I don’t know when it happened, but earlier in the week a non-tech member of staff, who was trying to install Audacity, called me really confused because it was asking about installing and then saving to some sort of cloud storage that was being pushed during the installation process. I personally haven’t used Audacity for a couple of years, so the cloud storage stuff added in 2024 is new to me showing up during install. It appeared again in the choice of save locations even after rejecting it during install and I have no interest in someone calling me in two years asking where their files are after the cloud storage shuts down or gets paywalled. For 95% of casual users looking to just split/combine/trim/etc some basic audio files, I’m just gonna tell them to use Ocenaudio.

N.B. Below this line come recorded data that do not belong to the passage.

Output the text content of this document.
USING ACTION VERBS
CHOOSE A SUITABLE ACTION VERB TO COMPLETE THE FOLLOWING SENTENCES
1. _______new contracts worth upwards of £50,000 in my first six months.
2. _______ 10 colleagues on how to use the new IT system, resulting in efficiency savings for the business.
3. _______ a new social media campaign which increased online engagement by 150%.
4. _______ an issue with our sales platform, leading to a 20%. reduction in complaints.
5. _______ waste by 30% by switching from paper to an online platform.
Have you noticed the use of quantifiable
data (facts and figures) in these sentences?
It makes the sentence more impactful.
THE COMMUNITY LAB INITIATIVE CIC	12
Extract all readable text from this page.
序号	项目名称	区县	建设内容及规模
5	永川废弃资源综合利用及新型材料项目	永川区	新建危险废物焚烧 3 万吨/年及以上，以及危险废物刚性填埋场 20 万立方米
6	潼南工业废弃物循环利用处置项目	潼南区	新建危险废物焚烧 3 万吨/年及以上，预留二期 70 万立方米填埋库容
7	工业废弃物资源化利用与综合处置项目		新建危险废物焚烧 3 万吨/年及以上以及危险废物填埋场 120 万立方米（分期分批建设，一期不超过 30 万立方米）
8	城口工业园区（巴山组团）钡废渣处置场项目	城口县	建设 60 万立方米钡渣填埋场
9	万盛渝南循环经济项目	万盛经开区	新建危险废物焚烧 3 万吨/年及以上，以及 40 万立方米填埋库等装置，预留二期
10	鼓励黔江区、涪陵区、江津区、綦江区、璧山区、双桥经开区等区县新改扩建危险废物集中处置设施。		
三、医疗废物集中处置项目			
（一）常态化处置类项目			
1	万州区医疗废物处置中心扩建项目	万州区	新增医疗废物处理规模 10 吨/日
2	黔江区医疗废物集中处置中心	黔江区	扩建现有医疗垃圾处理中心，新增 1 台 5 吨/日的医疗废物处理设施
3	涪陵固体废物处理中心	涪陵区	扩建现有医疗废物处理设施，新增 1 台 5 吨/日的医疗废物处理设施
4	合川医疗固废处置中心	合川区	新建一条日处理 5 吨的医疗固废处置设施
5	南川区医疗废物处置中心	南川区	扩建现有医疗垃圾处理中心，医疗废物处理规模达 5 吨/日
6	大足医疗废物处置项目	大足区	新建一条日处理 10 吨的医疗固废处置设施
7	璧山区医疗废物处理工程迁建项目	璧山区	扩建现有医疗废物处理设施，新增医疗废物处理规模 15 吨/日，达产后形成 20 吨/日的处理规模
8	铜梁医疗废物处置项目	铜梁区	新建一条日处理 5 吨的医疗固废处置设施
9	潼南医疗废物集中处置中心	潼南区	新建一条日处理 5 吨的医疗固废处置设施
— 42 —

I think Musehub.com is a sister project within Muse Group that helps mitigate the cost of paying professional developers to work on Audacity and MuseScore.
In the case of Muse Score it also provides a marketplace for third parties.
I don’t use it but I can see why it exists…ordinary folks expect cloud services these days. And if I had a different use case, it would help me get stuff done.
But for what it’s worth with Audacity I don’t see it pop up as a location on my computer.
Yes. And ?
A lot of projects propose cloud storage without trying to force it on you. More the How than the What which is questionable here.
Like I said for many people, it is a benefit not a detriment.
Add in all the people who just don’t care and there is only a relative handful of people who are bothered.
Now filter out the people who don’t use the software from that relative handful and there’s an actual handful of users who might have to find something else because everything isn’t for everyone.